He
catches salmon in October; or shoots his partridges in March. His
dahlias bloom in June, and his birds sing in the autumn. He opens the
opera-houses before Easter, and makes Parliament sit on a Wednesday
evening. And then those terrible meshes of the Law! How is a
fictionist, in these excited days, to create the needed biting
interest without legal difficulties; and how again is he to steer his
little bark clear of so many rocks,--when the rocks and the shoals
have been purposely arranged to make the taking of a pilot on board a
necessity?
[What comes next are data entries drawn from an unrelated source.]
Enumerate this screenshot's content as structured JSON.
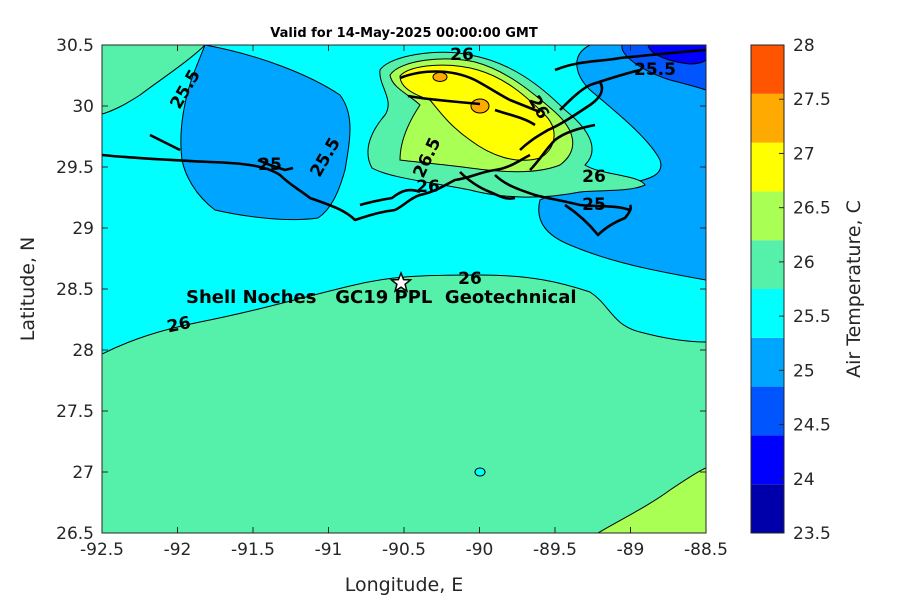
{
  "title": "Valid for 14-May-2025 00:00:00 GMT",
  "xlabel": "Longitude, E",
  "ylabel": "Latitude, N",
  "colorbar_label": "Air Temperature, C",
  "x_ticks": [
    "-92.5",
    "-92",
    "-91.5",
    "-91",
    "-90.5",
    "-90",
    "-89.5",
    "-89",
    "-88.5"
  ],
  "y_ticks": [
    "26.5",
    "27",
    "27.5",
    "28",
    "28.5",
    "29",
    "29.5",
    "30",
    "30.5"
  ],
  "colorbar_ticks": [
    "23.5",
    "24",
    "24.5",
    "25",
    "25.5",
    "26",
    "26.5",
    "27",
    "27.5",
    "28"
  ],
  "colorbar_colors": [
    "#0000aa",
    "#0000ff",
    "#0055ff",
    "#00a5ff",
    "#00ffff",
    "#55f0aa",
    "#aaff55",
    "#ffff00",
    "#ffaa00",
    "#ff5500"
  ],
  "site_label": "Shell Noches   GC19 PPL  Geotechnical",
  "site_marker": "star-icon",
  "contour_labels": [
    "26",
    "25.5",
    "25.5",
    "26",
    "26.5",
    "26",
    "26",
    "25",
    "25",
    "25.5",
    "26",
    "26"
  ],
  "chart_data": {
    "type": "heatmap",
    "title": "Valid for 14-May-2025 00:00:00 GMT",
    "xlabel": "Longitude, E",
    "ylabel": "Latitude, N",
    "xlim": [
      -92.5,
      -88.5
    ],
    "ylim": [
      26.5,
      30.5
    ],
    "clim": [
      23.5,
      28
    ],
    "colorbar_label": "Air Temperature, C",
    "contour_levels": [
      23.5,
      24,
      24.5,
      25,
      25.5,
      26,
      26.5,
      27,
      27.5,
      28
    ],
    "site": {
      "name": "Shell Noches   GC19 PPL  Geotechnical",
      "lon": -90.53,
      "lat": 28.55
    },
    "regions": [
      {
        "range": "26-26.5",
        "area": "offshore south of ~28.4N"
      },
      {
        "range": "25.5-26",
        "area": "nearshore band 28.4N-29.1N"
      },
      {
        "range": "25-25.5",
        "area": "west coast near -91.6, east near -89.4, northeast"
      },
      {
        "range": "26.5-27",
        "area": "around -90.2, 30.0"
      },
      {
        "range": "27-27.5",
        "area": "small cells near -90.25, 30.2 and -90.0, 29.98"
      },
      {
        "range": "24-24.5",
        "area": "northeast corner near -88.8, 30.45"
      }
    ]
  }
}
As to those law meshes, a benevolent pilot will, indeed,
now and again give a poor fictionist a helping hand,--not used,
however, generally, with much discretion. But from whom is any
assistance to come in the august matter of a Cabinet assembly? There
can be no such assistance. No man can tell aught but they who will
tell nothing. But then, again, there is this safety, that let the
story be ever so mistold,--let the fiction be ever so far removed
from the truth, no critic short of a Cabinet Minister himself can
convict the narrator of error.
It was a large dingy room, covered with a Turkey carpet, and
containing a dark polished mahogany dinner-table, on very heavy
carved legs, which an old messenger was preparing at two o'clock in
the day for the use of her Majesty's Ministers.